Soon we approach Halema‘uma‘u Crater, where Karl Kroften’s crushed BMW was found.

I shrug. “Here? Where Pele live?”

Sonny Boy gazes ahead and grins, like the cat that ate the bird. He’s enjoying himself. He likes to keep me wondering.

We swing around the bottom of the circle, where Crater Rim Drive carves into lava flows of the 1970s and 1980s. As
long ago as that was, the roadside still looks charred. Only a few sprigs of green sprout from cracks in the black rock.

We pass Devastation Trail—a winding path into a scorched forest. Then Thurston Lava Tube, a tunnel as big around as an airliner that was formed by a river of molten lava. Sonny Boy raises his brows and says, “Almos’.”

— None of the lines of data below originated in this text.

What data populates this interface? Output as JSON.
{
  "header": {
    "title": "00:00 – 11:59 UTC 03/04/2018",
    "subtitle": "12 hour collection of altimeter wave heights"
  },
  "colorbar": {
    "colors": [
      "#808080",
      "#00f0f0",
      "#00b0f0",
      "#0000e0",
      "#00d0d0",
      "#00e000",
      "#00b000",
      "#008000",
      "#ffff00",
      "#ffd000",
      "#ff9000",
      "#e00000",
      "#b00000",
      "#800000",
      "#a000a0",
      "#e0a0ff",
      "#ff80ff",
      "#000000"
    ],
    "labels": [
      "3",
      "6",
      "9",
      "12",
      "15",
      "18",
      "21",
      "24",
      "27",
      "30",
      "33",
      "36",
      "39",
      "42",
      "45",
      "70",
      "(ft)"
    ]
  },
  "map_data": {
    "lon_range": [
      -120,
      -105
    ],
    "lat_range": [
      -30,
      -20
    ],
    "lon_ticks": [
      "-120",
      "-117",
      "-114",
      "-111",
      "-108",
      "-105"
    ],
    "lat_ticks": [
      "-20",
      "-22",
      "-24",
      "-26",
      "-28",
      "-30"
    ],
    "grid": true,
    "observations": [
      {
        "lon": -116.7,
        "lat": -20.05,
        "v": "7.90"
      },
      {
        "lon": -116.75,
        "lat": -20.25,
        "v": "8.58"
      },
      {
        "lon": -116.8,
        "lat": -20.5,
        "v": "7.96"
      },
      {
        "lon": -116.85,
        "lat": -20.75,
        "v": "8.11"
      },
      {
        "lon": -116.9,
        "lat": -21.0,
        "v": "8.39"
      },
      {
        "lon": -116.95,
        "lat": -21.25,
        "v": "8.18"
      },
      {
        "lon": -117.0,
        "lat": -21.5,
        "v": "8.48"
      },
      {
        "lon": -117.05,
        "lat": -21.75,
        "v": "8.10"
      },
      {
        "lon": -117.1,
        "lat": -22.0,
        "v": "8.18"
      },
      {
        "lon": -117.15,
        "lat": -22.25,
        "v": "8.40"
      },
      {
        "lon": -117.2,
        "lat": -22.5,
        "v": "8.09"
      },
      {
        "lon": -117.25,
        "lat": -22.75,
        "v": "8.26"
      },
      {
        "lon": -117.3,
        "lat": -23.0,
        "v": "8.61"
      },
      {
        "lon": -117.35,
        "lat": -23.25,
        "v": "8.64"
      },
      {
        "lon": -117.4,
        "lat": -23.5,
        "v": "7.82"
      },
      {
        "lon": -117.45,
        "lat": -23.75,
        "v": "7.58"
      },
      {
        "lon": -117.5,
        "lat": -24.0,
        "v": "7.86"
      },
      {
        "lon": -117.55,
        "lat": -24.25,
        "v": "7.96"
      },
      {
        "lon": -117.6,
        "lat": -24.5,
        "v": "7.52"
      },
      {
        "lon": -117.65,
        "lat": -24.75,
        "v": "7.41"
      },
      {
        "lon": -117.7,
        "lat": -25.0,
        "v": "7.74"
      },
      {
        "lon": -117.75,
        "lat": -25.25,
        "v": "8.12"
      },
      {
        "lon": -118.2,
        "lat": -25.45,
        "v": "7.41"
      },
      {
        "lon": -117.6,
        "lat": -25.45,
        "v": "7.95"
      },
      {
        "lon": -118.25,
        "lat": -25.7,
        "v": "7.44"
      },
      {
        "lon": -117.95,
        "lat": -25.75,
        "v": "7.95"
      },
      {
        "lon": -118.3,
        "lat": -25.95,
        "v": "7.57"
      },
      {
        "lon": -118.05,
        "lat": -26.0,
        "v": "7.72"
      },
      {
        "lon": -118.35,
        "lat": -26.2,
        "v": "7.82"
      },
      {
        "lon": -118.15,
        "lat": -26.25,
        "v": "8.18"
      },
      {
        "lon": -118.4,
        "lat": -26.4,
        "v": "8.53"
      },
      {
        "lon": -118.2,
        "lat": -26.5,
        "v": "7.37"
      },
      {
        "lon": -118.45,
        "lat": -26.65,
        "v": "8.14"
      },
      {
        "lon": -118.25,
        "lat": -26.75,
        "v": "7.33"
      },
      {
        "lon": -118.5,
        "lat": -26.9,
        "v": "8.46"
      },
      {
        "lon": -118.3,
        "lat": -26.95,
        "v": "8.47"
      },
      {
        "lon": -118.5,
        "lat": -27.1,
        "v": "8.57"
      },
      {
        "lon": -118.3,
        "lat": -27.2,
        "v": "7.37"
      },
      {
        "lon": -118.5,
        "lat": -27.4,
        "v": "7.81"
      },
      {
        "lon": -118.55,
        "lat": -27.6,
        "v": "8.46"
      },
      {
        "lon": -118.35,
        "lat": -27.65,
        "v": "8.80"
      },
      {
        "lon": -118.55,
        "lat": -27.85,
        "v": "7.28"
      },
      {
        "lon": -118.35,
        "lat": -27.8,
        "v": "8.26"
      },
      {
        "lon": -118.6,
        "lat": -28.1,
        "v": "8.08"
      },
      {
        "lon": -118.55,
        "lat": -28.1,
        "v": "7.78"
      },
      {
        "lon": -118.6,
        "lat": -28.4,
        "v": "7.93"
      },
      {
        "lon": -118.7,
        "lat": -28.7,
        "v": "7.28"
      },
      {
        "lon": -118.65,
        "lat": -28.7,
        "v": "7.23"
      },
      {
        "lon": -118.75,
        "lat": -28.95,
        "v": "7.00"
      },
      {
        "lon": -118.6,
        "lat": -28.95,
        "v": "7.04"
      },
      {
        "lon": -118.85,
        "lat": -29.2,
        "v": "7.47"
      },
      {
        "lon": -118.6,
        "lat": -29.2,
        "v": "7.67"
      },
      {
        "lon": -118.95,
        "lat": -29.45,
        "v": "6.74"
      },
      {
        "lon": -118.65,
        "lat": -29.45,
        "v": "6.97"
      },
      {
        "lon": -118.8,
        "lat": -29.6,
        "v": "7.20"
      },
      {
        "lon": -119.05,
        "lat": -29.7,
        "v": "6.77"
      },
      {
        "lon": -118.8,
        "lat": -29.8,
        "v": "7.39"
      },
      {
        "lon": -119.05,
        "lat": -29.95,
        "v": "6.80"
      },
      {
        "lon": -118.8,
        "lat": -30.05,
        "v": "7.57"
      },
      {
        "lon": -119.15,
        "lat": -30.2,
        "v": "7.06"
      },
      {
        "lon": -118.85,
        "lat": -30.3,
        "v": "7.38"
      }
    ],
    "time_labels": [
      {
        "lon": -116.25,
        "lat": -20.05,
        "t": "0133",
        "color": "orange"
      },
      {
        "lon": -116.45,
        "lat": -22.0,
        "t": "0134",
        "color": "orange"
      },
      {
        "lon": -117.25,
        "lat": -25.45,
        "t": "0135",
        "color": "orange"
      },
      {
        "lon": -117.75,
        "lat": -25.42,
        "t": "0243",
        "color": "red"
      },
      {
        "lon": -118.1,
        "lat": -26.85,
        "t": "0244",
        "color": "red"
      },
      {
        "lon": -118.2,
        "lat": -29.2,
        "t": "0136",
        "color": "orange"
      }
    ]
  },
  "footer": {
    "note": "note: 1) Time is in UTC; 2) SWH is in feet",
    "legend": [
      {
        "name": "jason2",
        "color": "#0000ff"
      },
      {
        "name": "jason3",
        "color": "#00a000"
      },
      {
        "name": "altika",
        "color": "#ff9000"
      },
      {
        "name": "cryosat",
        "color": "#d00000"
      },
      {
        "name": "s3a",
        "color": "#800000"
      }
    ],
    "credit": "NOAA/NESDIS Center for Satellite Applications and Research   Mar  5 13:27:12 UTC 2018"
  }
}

I drive by the Thurston Tube. About a half-mile later he says, “Pull ovah.”

I do and we climb out. He grabs his shopping bag with papayas and bananas and I grab my gin and smokes. We walk back toward the lava tube.

“Where we goin’, brah?” I ask.

“I show you.” He keeps walking.

We walk in single file along the shoulder of the road. Soon Sonny Boy steps through a break in a fern hedge and we find ourselves on a trail that weaves through a forest. The air is moist and cool. An invisible stream gurgles. A chorus of crickets and birds serenades us.

“Dis where Hi‘iaka live?” I ask. “On dis trail?”

“In one secret lava tube, brah,” Sonny Boy says.

I consider what he’s said. The Thurston Tube is the most famous, but there are hundreds in the park and in the East Rift Zone where lava flows to the sea. Some tubes have been charted and explored, by the likes of Stan Nagahara who died in one, but others remain mysteries.

Sonny Boy leads the way. The trail gets narrower and the forest thicker. This would be a perfect place to rub out a PI who’s too
niele
—too nosey. If the ex-con has anything to do with Rex Ransom’s death, or the deaths of his two officers under equally suspicious circumstances, he could disappear me
here—if not forever, for a very long time. I size up Sonny Boy again and decide to take my chances.

“We there yet?” I’m already breaking into a sweat. The sun is blazing, we’re hiking up and down and around, and there’s not much air among the giant ferns.

“Almos’,” he says again.

And, true to his word, not one minute later he slows down, stops, and scans the trail as if he’s searching for something. He looks and looks and then says: “Hea.” Meaning, this is the place.

He squeezes through some more tree ferns into one of those hidden, uncharted lava tubes. While the Thurston Tube is lighted for the convenience and safety of park visitors, this tube is dark.